The proposal requests “that the board institute transparent procedures to avoid holding investments in companies that, in management's judgment, substantially contribute to genocide or crimes against humanity, the most egregious violations of human rights.” Investors Against Genocide Co-founder William Rosenfeld, a shareholder in JPMorgan stock, wrote about the initiative in a guest blog post for Enough in late April. “According to a market research study conducted by KRC Research in 2010, 88 percent of Americans would like their mutual funds to be genocide-free,” Rosenfeld wrote. “Investors Against Genocide intends to confront JPMorgan with this issue every year until they change their policy.”
JPMorgan Chase, the largest American holder of shares in PetroChina, says it is doing enough already. The board came out against the genocide-free investing proposal by saying that its policies "reflect our support and respect for the protection of fundamental human rights and the prevention of crimes against humanity." The board also noted that the “vast majority” of the shares JPMorgan owns are “at the direction of our customers, who are the share owners."

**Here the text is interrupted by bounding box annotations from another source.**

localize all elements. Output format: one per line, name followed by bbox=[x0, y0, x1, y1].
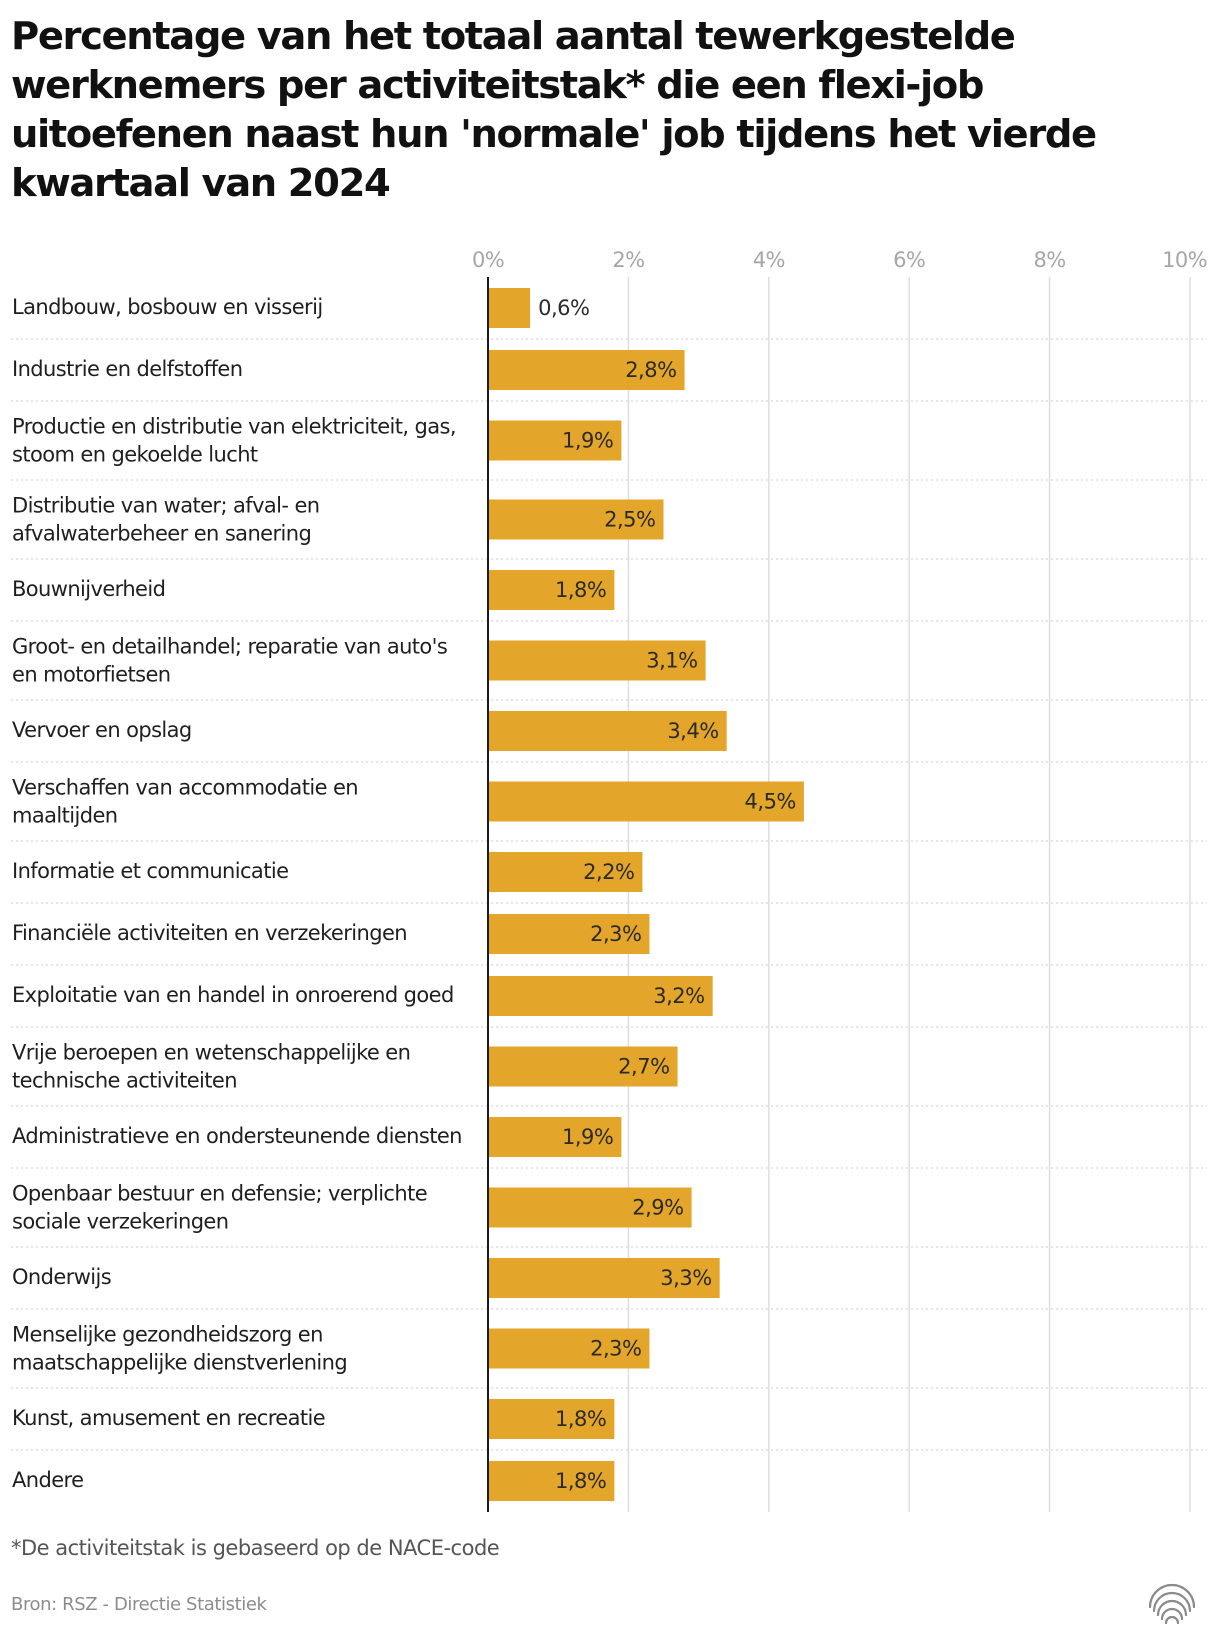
x-tick-label: 10% bbox=[1162, 248, 1207, 272]
category-label: Administratieve en ondersteunende dienst… bbox=[12, 1124, 462, 1148]
source-note: Bron: RSZ - Directie Statistiek bbox=[11, 1594, 267, 1615]
value-label: 1,8% bbox=[555, 1407, 606, 1431]
broadcaster-logo-icon bbox=[1148, 1583, 1196, 1625]
bar bbox=[488, 1117, 622, 1157]
bar bbox=[488, 1187, 692, 1228]
x-tick-label: 6% bbox=[893, 248, 925, 272]
bar bbox=[488, 1258, 720, 1298]
category-label: Informatie et communicatie bbox=[12, 859, 288, 883]
value-label: 3,1% bbox=[646, 649, 697, 673]
bar bbox=[488, 570, 615, 610]
category-label: Kunst, amusement en recreatie bbox=[12, 1406, 325, 1430]
x-tick-label: 8% bbox=[1034, 248, 1066, 272]
x-tick-label: 2% bbox=[612, 248, 644, 272]
footnote: *De activiteitstak is gebaseerd op de NA… bbox=[11, 1536, 500, 1560]
category-label: Vervoer en opslag bbox=[12, 718, 192, 742]
category-label: Openbaar bestuur en defensie; verplichte… bbox=[12, 1182, 427, 1234]
value-label: 3,3% bbox=[660, 1266, 711, 1290]
category-label: Distributie van water; afval- en afvalwat… bbox=[12, 494, 320, 546]
bar bbox=[488, 1399, 615, 1439]
category-label: Groot- en detailhandel; reparatie van au… bbox=[12, 635, 447, 687]
value-label: 2,3% bbox=[590, 922, 641, 946]
value-label: 1,9% bbox=[562, 429, 613, 453]
bar bbox=[488, 914, 650, 954]
bar bbox=[488, 350, 685, 390]
value-label: 4,5% bbox=[745, 790, 796, 814]
bar bbox=[488, 711, 727, 751]
bar bbox=[488, 640, 706, 681]
bar bbox=[488, 1328, 650, 1369]
x-tick-label: 4% bbox=[753, 248, 785, 272]
bar bbox=[488, 1046, 678, 1087]
value-label: 2,2% bbox=[583, 860, 634, 884]
value-label: 0,6% bbox=[538, 296, 589, 320]
value-label: 1,8% bbox=[555, 1469, 606, 1493]
value-label: 2,3% bbox=[590, 1337, 641, 1361]
bar bbox=[488, 1461, 615, 1501]
bar bbox=[488, 976, 713, 1016]
category-label: Landbouw, bosbouw en visserij bbox=[12, 295, 323, 319]
value-label: 1,8% bbox=[555, 578, 606, 602]
category-label: Onderwijs bbox=[12, 1265, 111, 1289]
bar bbox=[488, 852, 643, 892]
chart-title: Percentage van het totaal aantal tewerkg… bbox=[11, 14, 1097, 206]
category-label: Productie en distributie van elektricite… bbox=[12, 415, 456, 467]
x-tick-label: 0% bbox=[472, 248, 504, 272]
bar bbox=[488, 781, 804, 822]
value-label: 3,4% bbox=[667, 719, 718, 743]
bar-chart: 0% 2% 4% 6% 8% 10% Landbouw, bosbouw en visser… bbox=[11, 248, 1208, 1512]
category-label: Verschaffen van accommodatie en maaltijde… bbox=[12, 776, 358, 828]
category-label: Industrie en delfstoffen bbox=[12, 357, 242, 381]
value-label: 1,9% bbox=[562, 1125, 613, 1149]
category-label: Exploitatie van en handel in onroerend g… bbox=[12, 983, 454, 1007]
category-label: Andere bbox=[12, 1468, 83, 1492]
category-label: Bouwnijverheid bbox=[12, 577, 165, 601]
category-label: Vrije beroepen en wetenschappelijke en te… bbox=[12, 1041, 410, 1093]
category-label: Menselijke gezondheidszorg en maatschappe… bbox=[12, 1323, 347, 1375]
value-label: 2,8% bbox=[625, 358, 676, 382]
bar bbox=[488, 288, 531, 328]
value-label: 2,9% bbox=[632, 1196, 683, 1220]
value-label: 3,2% bbox=[653, 984, 704, 1008]
bar bbox=[488, 499, 664, 540]
category-label: Financiële activiteiten en verzekeringen bbox=[12, 921, 407, 945]
value-label: 2,7% bbox=[618, 1055, 669, 1079]
bar bbox=[488, 420, 622, 461]
value-label: 2,5% bbox=[604, 508, 655, 532]
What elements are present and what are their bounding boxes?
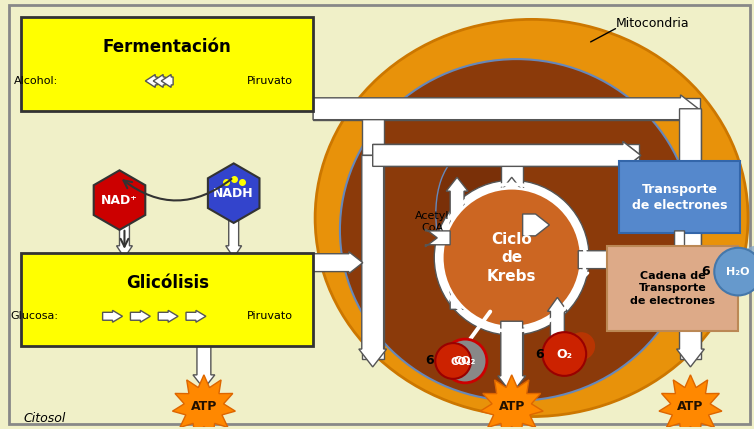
- FancyBboxPatch shape: [501, 155, 523, 235]
- Polygon shape: [225, 213, 241, 258]
- Text: Citosol: Citosol: [23, 412, 66, 425]
- FancyBboxPatch shape: [9, 6, 750, 423]
- Polygon shape: [117, 213, 133, 258]
- FancyBboxPatch shape: [21, 253, 313, 346]
- FancyBboxPatch shape: [362, 109, 384, 155]
- Polygon shape: [153, 75, 165, 88]
- Polygon shape: [498, 321, 526, 394]
- Polygon shape: [372, 142, 641, 169]
- Text: 6: 6: [535, 347, 544, 360]
- FancyBboxPatch shape: [372, 145, 639, 166]
- Text: Glicólisis: Glicólisis: [126, 274, 209, 292]
- FancyBboxPatch shape: [362, 155, 384, 359]
- Text: CO₂: CO₂: [451, 357, 471, 367]
- Polygon shape: [425, 229, 450, 247]
- Polygon shape: [659, 375, 722, 429]
- Polygon shape: [372, 142, 641, 169]
- Text: 6: 6: [701, 265, 710, 278]
- Text: CO₂: CO₂: [454, 356, 477, 366]
- Polygon shape: [158, 310, 178, 322]
- Polygon shape: [523, 214, 550, 236]
- Text: Cadena de
Transporte
de electrones: Cadena de Transporte de electrones: [630, 271, 715, 306]
- Text: Mitocondria: Mitocondria: [616, 17, 690, 30]
- Polygon shape: [480, 375, 543, 429]
- FancyBboxPatch shape: [21, 18, 313, 111]
- Text: NADH: NADH: [213, 187, 254, 199]
- Text: Glucosa:: Glucosa:: [10, 311, 58, 321]
- Polygon shape: [130, 310, 150, 322]
- Text: Acetyl
CoA: Acetyl CoA: [415, 211, 449, 233]
- Polygon shape: [313, 95, 698, 123]
- Text: Alcohol:: Alcohol:: [14, 76, 58, 86]
- Polygon shape: [173, 375, 235, 429]
- Text: ATP: ATP: [498, 400, 525, 413]
- Polygon shape: [501, 177, 523, 309]
- Polygon shape: [193, 304, 215, 389]
- Circle shape: [542, 332, 586, 376]
- Circle shape: [434, 180, 589, 335]
- Polygon shape: [146, 75, 158, 88]
- Polygon shape: [578, 249, 636, 271]
- Polygon shape: [93, 170, 146, 230]
- Polygon shape: [676, 109, 704, 367]
- FancyBboxPatch shape: [501, 321, 523, 369]
- Text: ATP: ATP: [677, 400, 703, 413]
- Text: Fermentación: Fermentación: [103, 38, 231, 56]
- Ellipse shape: [340, 59, 694, 401]
- Text: Piruvato: Piruvato: [247, 311, 293, 321]
- FancyBboxPatch shape: [313, 98, 700, 120]
- FancyBboxPatch shape: [607, 246, 738, 331]
- Circle shape: [435, 343, 471, 379]
- Polygon shape: [700, 264, 726, 281]
- Ellipse shape: [436, 151, 528, 308]
- Text: H₂O: H₂O: [726, 266, 750, 277]
- Polygon shape: [284, 252, 363, 274]
- Polygon shape: [161, 75, 173, 88]
- Polygon shape: [670, 231, 688, 271]
- FancyBboxPatch shape: [619, 161, 740, 233]
- Text: Piruvato: Piruvato: [247, 76, 293, 86]
- Polygon shape: [359, 155, 387, 367]
- Text: NAD⁺: NAD⁺: [101, 193, 138, 207]
- Polygon shape: [446, 177, 468, 309]
- Circle shape: [742, 246, 754, 274]
- Text: 6: 6: [425, 354, 434, 368]
- Circle shape: [714, 248, 754, 296]
- Polygon shape: [547, 297, 567, 357]
- Polygon shape: [208, 163, 259, 223]
- Circle shape: [442, 188, 581, 327]
- Text: ATP: ATP: [191, 400, 217, 413]
- Circle shape: [443, 339, 487, 383]
- Text: Transporte
de electrones: Transporte de electrones: [632, 183, 728, 211]
- Ellipse shape: [315, 19, 748, 417]
- Text: Ciclo
de
Krebs: Ciclo de Krebs: [487, 232, 536, 284]
- Polygon shape: [186, 310, 206, 322]
- FancyBboxPatch shape: [679, 109, 701, 359]
- Text: O₂: O₂: [556, 347, 572, 360]
- Circle shape: [567, 332, 595, 360]
- Polygon shape: [103, 310, 122, 322]
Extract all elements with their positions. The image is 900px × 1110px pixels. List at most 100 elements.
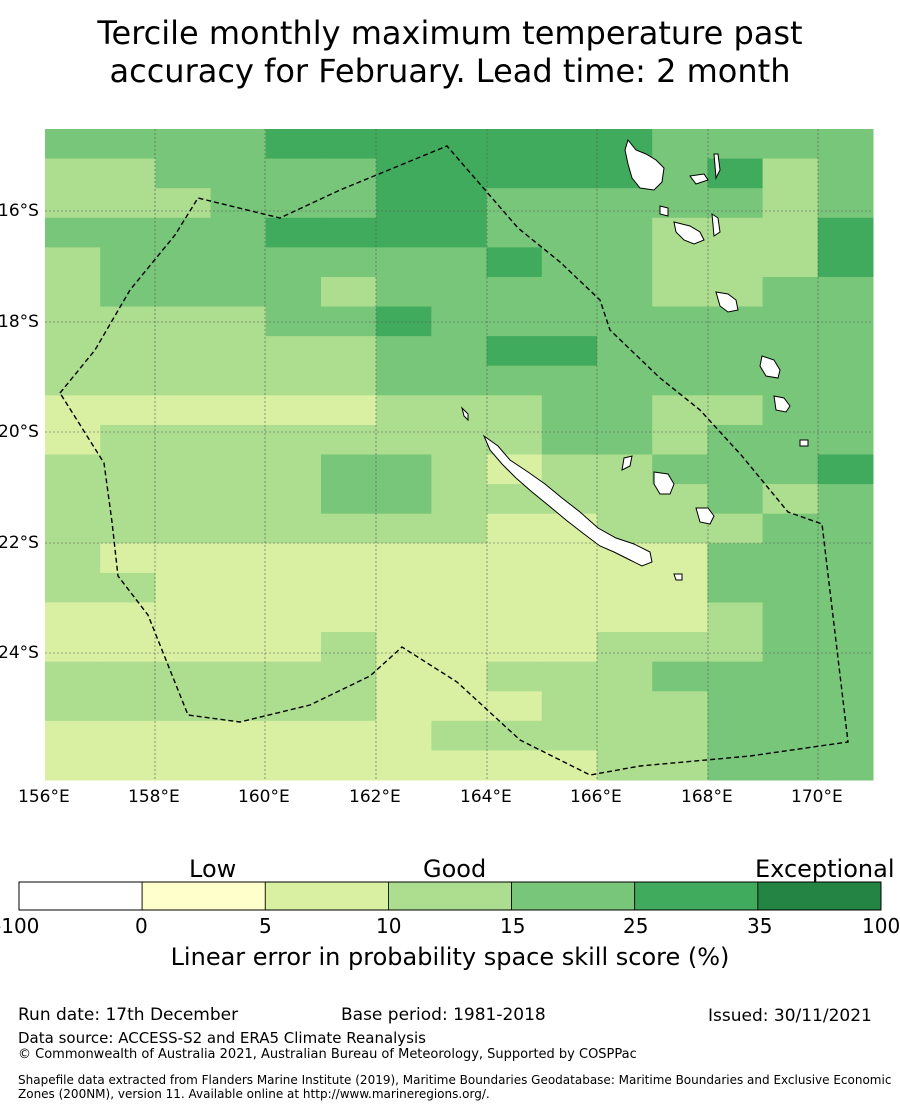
skill-cell <box>817 158 874 189</box>
skill-cell <box>100 424 156 455</box>
skill-cell <box>376 661 432 692</box>
skill-cell <box>376 513 432 544</box>
skill-cell <box>652 129 708 160</box>
skill-map <box>45 129 874 781</box>
skill-cell <box>155 306 212 337</box>
skill-cell <box>45 484 101 515</box>
lat-label-16s: 16°S <box>0 201 39 221</box>
skill-cell <box>210 661 267 692</box>
skill-cell <box>321 454 377 485</box>
skill-cell <box>100 395 156 426</box>
skill-cell <box>155 129 212 160</box>
skill-cell <box>265 306 322 337</box>
skill-cell <box>707 513 764 544</box>
skill-cell <box>652 691 708 722</box>
lifou-island <box>653 471 675 495</box>
efate-island <box>715 291 739 313</box>
skill-cell <box>376 691 432 722</box>
skill-cell <box>155 484 212 515</box>
skill-cell <box>597 188 653 219</box>
skill-cell <box>265 691 322 722</box>
skill-cell <box>321 217 377 248</box>
colorbar-segment <box>511 881 636 911</box>
isle-of-pines-island <box>673 573 683 581</box>
skill-cell <box>155 276 212 308</box>
skill-cell <box>486 602 543 633</box>
skill-cell <box>45 602 101 633</box>
skill-cell <box>100 543 156 574</box>
skill-cell <box>45 395 101 426</box>
skill-cell <box>155 661 212 692</box>
skill-cell <box>486 632 543 663</box>
skill-cell <box>817 365 874 396</box>
skill-cell <box>155 750 212 781</box>
skill-cell <box>817 336 874 367</box>
skill-cell <box>155 602 212 633</box>
skill-cell <box>431 395 488 426</box>
skill-cell <box>762 750 819 781</box>
skill-cell <box>431 365 488 396</box>
skill-cell <box>762 395 819 426</box>
skill-cell <box>431 720 488 751</box>
colorbar-tick-neg100: -100 <box>0 914 40 938</box>
skill-cell <box>431 188 488 219</box>
skill-cell <box>376 424 432 455</box>
colorbar-tick-100: 100 <box>862 914 900 938</box>
skill-cell <box>210 217 267 248</box>
chart-title-line-2: accuracy for February. Lead time: 2 mont… <box>109 52 791 90</box>
skill-cell <box>652 276 708 308</box>
skill-cell <box>321 632 377 663</box>
skill-cell <box>431 543 488 574</box>
small-island-a <box>689 173 709 185</box>
skill-cell <box>376 336 432 367</box>
lon-label-158e: 158°E <box>128 787 180 807</box>
colorbar-tick-35: 35 <box>747 914 773 938</box>
skill-cell <box>210 276 267 308</box>
skill-cell <box>265 602 322 633</box>
small-island-c <box>799 439 809 447</box>
skill-cell <box>100 572 156 603</box>
skill-cell <box>431 276 488 308</box>
skill-cell <box>541 454 598 485</box>
small-island-b <box>659 205 669 217</box>
skill-cell <box>541 691 598 722</box>
copyright-notice: © Commonwealth of Australia 2021, Austra… <box>18 1047 637 1062</box>
skill-cell <box>707 691 764 722</box>
skill-cell <box>265 217 322 248</box>
skill-cell <box>652 750 708 781</box>
skill-cell <box>652 336 708 367</box>
tanna-island <box>773 395 791 413</box>
small-island-d <box>461 406 469 422</box>
skill-cell <box>486 543 543 574</box>
skill-cell <box>541 632 598 663</box>
skill-cell <box>652 306 708 337</box>
skill-cell <box>155 158 212 189</box>
skill-cell <box>321 543 377 574</box>
shapefile-credit-line-1: Shapefile data extracted from Flanders M… <box>18 1073 892 1087</box>
lon-label-168e: 168°E <box>681 787 733 807</box>
skill-cell <box>486 276 543 308</box>
skill-cell <box>376 247 432 278</box>
skill-cell <box>100 750 156 781</box>
skill-cell <box>265 276 322 308</box>
skill-cell <box>597 572 653 603</box>
skill-cell <box>45 276 101 308</box>
skill-cell <box>707 365 764 396</box>
skill-cell <box>597 336 653 367</box>
skill-cell <box>265 247 322 278</box>
base-period: Base period: 1981-2018 <box>341 1005 546 1025</box>
skill-cell <box>707 188 764 219</box>
skill-cell <box>707 454 764 485</box>
skill-cell <box>155 632 212 663</box>
skill-cell <box>541 395 598 426</box>
skill-cell <box>486 395 543 426</box>
skill-cell <box>265 750 322 781</box>
skill-cell <box>321 720 377 751</box>
colorbar-tick-15: 15 <box>500 914 526 938</box>
lat-label-22s: 22°S <box>0 533 39 553</box>
skill-cell <box>155 720 212 751</box>
skill-cell <box>376 572 432 603</box>
skill-cell <box>652 247 708 278</box>
skill-cell <box>100 602 156 633</box>
lat-label-24s: 24°S <box>0 643 39 663</box>
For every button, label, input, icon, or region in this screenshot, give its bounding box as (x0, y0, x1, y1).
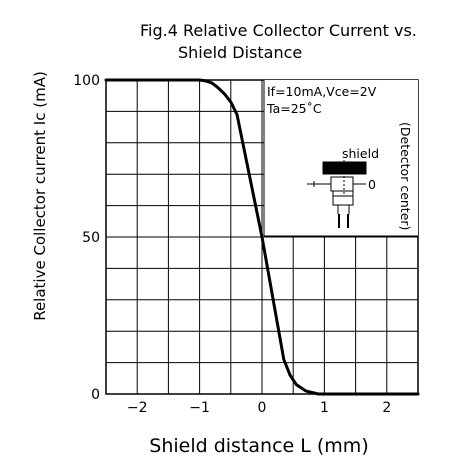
y-tick-label: 50 (82, 230, 100, 246)
x-tick-label: −1 (189, 400, 210, 416)
x-tick-label: 2 (382, 400, 391, 416)
chart-title-line-2: Shield Distance (178, 43, 302, 62)
shield-label: shield (342, 146, 379, 161)
side-label: (Detector center) (398, 122, 413, 230)
chart-title-line-1: Fig.4 Relative Collector Current vs. (140, 21, 417, 40)
plot-frame (105, 79, 419, 395)
x-axis-label: Shield distance L (mm) (149, 435, 368, 457)
detector-diagram (307, 160, 367, 228)
inset-background (264, 80, 418, 236)
tick-labels: −2 −1 0 1 2 0 50 100 (73, 73, 391, 416)
x-tick-label: 0 (258, 400, 267, 416)
condition-text-2: Ta=25˚C (266, 101, 322, 116)
zero-label: 0 (368, 177, 376, 192)
plot-area: −2 −1 0 1 2 0 50 100 If=10mA,Vce=2V Ta=25˚C (De… (73, 73, 420, 416)
y-tick-label: 100 (73, 73, 100, 89)
x-tick-label: 1 (320, 400, 329, 416)
y-tick-label: 0 (91, 387, 100, 403)
condition-text-1: If=10mA,Vce=2V (267, 84, 377, 99)
data-series-line (104, 78, 420, 396)
detector-base (332, 190, 354, 206)
y-axis-label: Relative Collector current Ic (mA) (31, 71, 49, 321)
x-tick-label: −2 (127, 400, 148, 416)
inset-annotation: If=10mA,Vce=2V Ta=25˚C (Detector center)… (263, 80, 418, 237)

But the advocates’ and investors’ outrage has little to do with the scale of the investment. Reacting to the outcome of the shareholder vote and the board’s obstinacy, Rosenfeld said in a statement: “Why doesn’t JPMorgan at least demonstrate good faith by acting on the shares it directly controls? If 30 states, 61 colleges, TIAA-CREF, TRowe Price, and American Funds can all take steps to avoid investments tied to genocide, why can’t JPMorgan?”
True to its word, Investors Against Genocide is already gearing up for next year’s shareholder meeting. To continue boosting support, the group is focusing its outreach and awareness-building on institutions—rather than just individual shareholders—who collectively hold 74 percent of shares in JPMorgan Chase. Investors Against Genocide is also directing attention at Franklin Resources, the second largest U.S. holder of shares in PetroChina behind JPMorgan, with plans to file a shareholder proposal in time to appear on the company’s 2013 proxy ballot.